Diet and Nutrition
Food – and good nutrition – is a tricky and essential component of diabetes management.
Eating a healthy diet and staying active are important for everyone. For people with diabetes (both type 1 and type 2), prediabetes, and obesity, food and exercise play an even greater role in managing day-to-day health. Unfortunately, despite all the popular articles and books, the research on nutrition, exercise, and obesity is very complex, and there is still a lot we don’t know.
To start, there are a few key points that are worth noting:
- Losing weight and building muscle reduces insulin resistance, which is one of the underlying factors that cause type 2 diabetes. Most diabetes drugs reduce blood sugar, which is a symptom of type 2 diabetes and leads to complications. This is good, but diet and exercise work to address the root cause of type 2 diabetes.

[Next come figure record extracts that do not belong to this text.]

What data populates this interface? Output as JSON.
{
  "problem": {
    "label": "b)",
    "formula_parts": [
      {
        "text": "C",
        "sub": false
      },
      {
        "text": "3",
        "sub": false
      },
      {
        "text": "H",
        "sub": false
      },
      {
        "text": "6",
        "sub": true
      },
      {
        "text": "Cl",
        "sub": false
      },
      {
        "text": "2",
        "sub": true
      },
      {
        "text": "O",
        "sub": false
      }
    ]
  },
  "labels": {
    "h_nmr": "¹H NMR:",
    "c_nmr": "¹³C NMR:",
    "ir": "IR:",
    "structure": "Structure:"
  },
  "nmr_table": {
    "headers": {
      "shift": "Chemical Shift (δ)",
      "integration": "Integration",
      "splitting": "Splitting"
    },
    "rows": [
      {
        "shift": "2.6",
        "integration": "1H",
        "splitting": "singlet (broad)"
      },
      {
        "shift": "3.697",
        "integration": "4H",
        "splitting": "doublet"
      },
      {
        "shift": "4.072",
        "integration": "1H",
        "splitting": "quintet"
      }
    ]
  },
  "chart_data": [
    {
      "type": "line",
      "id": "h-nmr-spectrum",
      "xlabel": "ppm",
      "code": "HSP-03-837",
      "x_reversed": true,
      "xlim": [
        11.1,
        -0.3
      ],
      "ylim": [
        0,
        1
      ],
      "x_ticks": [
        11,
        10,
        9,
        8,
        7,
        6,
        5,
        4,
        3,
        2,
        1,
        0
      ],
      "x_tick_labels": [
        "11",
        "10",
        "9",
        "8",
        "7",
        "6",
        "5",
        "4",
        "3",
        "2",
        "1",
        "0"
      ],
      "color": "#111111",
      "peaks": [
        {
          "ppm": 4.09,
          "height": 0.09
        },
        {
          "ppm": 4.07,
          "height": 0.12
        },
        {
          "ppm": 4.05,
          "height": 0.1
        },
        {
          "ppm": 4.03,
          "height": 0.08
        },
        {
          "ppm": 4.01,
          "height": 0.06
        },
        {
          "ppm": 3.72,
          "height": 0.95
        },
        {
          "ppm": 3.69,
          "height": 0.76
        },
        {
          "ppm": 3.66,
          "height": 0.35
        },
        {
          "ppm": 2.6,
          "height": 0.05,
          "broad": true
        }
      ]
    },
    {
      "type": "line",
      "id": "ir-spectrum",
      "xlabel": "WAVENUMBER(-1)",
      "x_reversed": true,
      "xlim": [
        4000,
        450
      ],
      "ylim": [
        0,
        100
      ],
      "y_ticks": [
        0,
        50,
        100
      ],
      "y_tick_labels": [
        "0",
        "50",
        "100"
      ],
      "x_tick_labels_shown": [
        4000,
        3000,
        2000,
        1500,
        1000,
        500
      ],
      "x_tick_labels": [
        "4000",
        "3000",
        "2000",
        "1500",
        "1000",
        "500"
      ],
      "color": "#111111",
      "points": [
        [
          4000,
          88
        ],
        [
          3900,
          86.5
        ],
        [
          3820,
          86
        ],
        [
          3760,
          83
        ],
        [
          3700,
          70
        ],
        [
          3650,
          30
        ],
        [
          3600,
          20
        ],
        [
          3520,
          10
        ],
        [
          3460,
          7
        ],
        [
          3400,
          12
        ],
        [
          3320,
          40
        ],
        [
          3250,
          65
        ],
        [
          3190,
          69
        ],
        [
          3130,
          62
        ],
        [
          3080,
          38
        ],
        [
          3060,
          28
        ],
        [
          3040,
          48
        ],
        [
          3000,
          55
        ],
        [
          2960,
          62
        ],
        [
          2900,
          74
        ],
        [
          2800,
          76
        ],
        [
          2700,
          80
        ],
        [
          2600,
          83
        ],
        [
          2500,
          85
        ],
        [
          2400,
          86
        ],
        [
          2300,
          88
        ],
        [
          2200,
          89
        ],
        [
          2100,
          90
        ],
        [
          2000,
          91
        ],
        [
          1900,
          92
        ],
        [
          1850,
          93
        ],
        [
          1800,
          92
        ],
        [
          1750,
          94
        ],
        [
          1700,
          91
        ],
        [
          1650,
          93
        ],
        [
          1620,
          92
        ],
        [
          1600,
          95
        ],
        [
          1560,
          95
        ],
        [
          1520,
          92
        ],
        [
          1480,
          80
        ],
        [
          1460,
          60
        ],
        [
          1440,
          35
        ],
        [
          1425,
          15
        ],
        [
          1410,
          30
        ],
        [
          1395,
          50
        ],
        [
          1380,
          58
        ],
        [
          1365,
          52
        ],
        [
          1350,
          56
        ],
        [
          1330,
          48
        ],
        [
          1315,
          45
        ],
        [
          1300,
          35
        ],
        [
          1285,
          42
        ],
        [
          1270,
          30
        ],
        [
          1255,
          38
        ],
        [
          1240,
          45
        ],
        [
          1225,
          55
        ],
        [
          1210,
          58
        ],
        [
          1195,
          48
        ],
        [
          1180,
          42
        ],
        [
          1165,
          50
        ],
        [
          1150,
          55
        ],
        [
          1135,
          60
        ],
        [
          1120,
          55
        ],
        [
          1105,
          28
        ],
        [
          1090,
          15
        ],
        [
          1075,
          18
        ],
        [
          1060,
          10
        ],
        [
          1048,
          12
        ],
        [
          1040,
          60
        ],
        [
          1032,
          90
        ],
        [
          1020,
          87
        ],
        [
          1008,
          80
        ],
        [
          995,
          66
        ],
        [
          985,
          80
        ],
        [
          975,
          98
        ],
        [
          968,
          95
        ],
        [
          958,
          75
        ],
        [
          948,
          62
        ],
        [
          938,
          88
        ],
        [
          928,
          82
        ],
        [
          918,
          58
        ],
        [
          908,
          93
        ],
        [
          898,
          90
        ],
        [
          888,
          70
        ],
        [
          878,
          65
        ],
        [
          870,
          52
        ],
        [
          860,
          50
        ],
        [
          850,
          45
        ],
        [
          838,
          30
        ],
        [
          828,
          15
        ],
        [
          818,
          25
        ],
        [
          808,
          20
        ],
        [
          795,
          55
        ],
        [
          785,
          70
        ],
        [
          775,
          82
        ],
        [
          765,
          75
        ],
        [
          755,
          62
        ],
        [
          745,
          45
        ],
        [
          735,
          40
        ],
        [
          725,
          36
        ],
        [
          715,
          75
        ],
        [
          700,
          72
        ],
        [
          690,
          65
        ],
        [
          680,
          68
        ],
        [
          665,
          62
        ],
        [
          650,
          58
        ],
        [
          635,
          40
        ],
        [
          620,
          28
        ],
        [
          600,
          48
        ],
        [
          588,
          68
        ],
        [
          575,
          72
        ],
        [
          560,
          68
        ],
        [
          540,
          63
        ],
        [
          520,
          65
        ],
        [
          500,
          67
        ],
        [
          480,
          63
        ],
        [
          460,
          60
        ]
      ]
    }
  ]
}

- A healthy diet and exercise can prevent prediabetes from progressing to type 2 diabetes.
- People with diabetes are advised to eat complex carbs (like green vegetables, whole grains, beans, and more), which take longer to digest and cause less intense spikes in blood sugar. Simple carbs (such as soda and fruit drinks, white bread, and more) are digested rapidly and can cause immediate blood sugar spikes. (If someone with diabetes is hypoglycemic, these simple carbs are often used to increase blood sugar back to safe levels again).